« Est de la RDC et les luttes d’influences dans la région des grands lacs », (tribune)

Est de la RDC et les luttes d’influences dans la région des grands lacs

La RDC fait face à des multiples humiliations, des massacres, pillages et violation de son territoire perpétré par ses voisins qui agissent soit de manière directe, soit par sous-traitance des groupes armés. Cette situation perdure depuis 1997 avec la chute de Maréchal Mobutu. Le caractère répétitif de ces actes pousse certains Congolais à penser qu’il est temps de faire la guerre au Rwanda qui s’avère être le parrain de l’un des groupes terroristes qui endeuillent les peuples congolais. Dans cette perspective, sur base des considérations méthodiques et scientifiques de géopolitique, nous avons essayé de comprendre la situation à travers cette réflexion. Pour commencer, notons que la morphogenèse de la sous-région révèle qu’elle est porteuse de gènes conflictuels. En géopolitique on souligne le fait du déterminisme géographique. Cette région est composée de minuscules Etats qui tous entourent un énorme État doté des toutes les ressources naturelles dont un pays aspirant à la puissance a besoin. La sous-région est donc naturellement destinée à être constamment en guerre.
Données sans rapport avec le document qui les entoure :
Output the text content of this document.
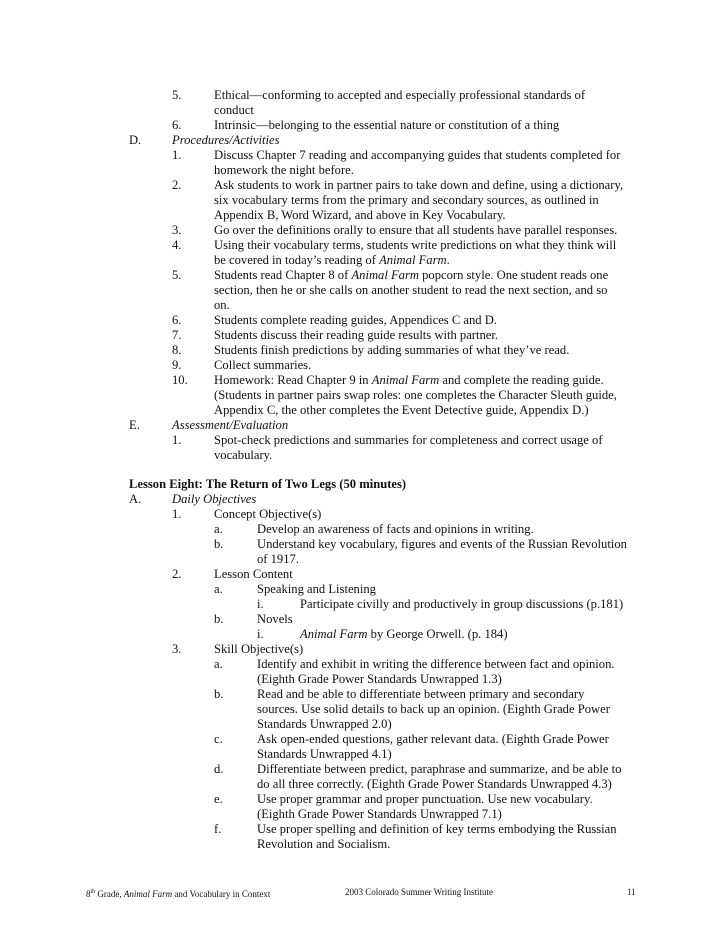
5.	Ethical—conforming to accepted and especially professional standards of
conduct
6.	Intrinsic—belonging to the essential nature or constitution of a thing
D. Procedures/Activities
1.	Discuss Chapter 7 reading and accompanying guides that students completed for
homework the night before.
2.	Ask students to work in partner pairs to take down and define, using a dictionary,
six vocabulary terms from the primary and secondary sources, as outlined in
Appendix B, Word Wizard, and above in Key Vocabulary.
3.	Go over the definitions orally to ensure that all students have parallel responses.
4.	Using their vocabulary terms, students write predictions on what they think will
be covered in today’s reading of Animal Farm.
5.	Students read Chapter 8 of Animal Farm popcorn style. One student reads one
section, then he or she calls on another student to read the next section, and so
on.
6.	Students complete reading guides, Appendices C and D.
7.	Students discuss their reading guide results with partner.
8.	Students finish predictions by adding summaries of what they’ve read.
9.	Collect summaries.
10. Homework: Read Chapter 9 in Animal Farm and complete the reading guide.
(Students in partner pairs swap roles: one completes the Character Sleuth guide,
Appendix C, the other completes the Event Detective guide, Appendix D.)
E.	Assessment/Evaluation
1.	Spot-check predictions and summaries for completeness and correct usage of
vocabulary.
Lesson Eight: The Return of Two Legs (50 minutes)
A. Daily Objectives
1.	Concept Objective(s)
a.	Develop an awareness of facts and opinions in writing.
b.	Understand key vocabulary, figures and events of the Russian Revolution
of 1917.
2.	Lesson Content
a.	Speaking and Listening
i.	Participate civilly and productively in group discussions (p.181)
b.	Novels
i.	Animal Farm by George Orwell. (p. 184)
3.	Skill Objective(s)
a.	Identify and exhibit in writing the difference between fact and opinion.
(Eighth Grade Power Standards Unwrapped 1.3)
b.	Read and be able to differentiate between primary and secondary
sources. Use solid details to back up an opinion. (Eighth Grade Power
Standards Unwrapped 2.0)
c.	Ask open-ended questions, gather relevant data. (Eighth Grade Power
Standards Unwrapped 4.1)
d.	Differentiate between predict, paraphrase and summarize, and be able to
do all three correctly. (Eighth Grade Power Standards Unwrapped 4.3)
e.	Use proper grammar and proper punctuation. Use new vocabulary.
(Eighth Grade Power Standards Unwrapped 7.1)
f.	Use proper spelling and definition of key terms embodying the Russian
Revolution and Socialism.
8th Grade, Animal Farm and Vocabulary in Context	2003 Colorado Summer Writing Institute	11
RÉFLEX GÉOPOLITIQUE DES ÉTATS DE LA SOUS-RÉGION

Il nous manque de l’espace vital, qui en dispose ?
Quel est son dispositif de force et vers qui est-il tourné ?
De quel ordre est son dispositif de force ? défensif ou agressif ?
Quels sont ses ennemis et ses amis ? Pourquoi ?
Il me faut de l’autorité sur les voisins, que faire ?
Quelles sont leurs priorités ?
De qui obtiennent-ils de la force et pourquoi ? « L’ami de mes amis n’est pas mon ami, l’ennemi de mes ennemis est forcément mon ami ».
Kagame a su faire cette réflexion avec minutie. Il a donc réalisé le concert de toutes les ressources géostratégiques en s’appuyant sur les mouvements terroristes dont l’objectif est d’amener les adversaires à céder leurs positions et le pousser à faire ce qu’il ne ferait pas en tant de confiance. Étant en conflit avec Kampala, il n’a pas hésité de renouer avec Museveni, leurs différends ne sont rien comparés à leurs intérêts communs sur le sol Congolais.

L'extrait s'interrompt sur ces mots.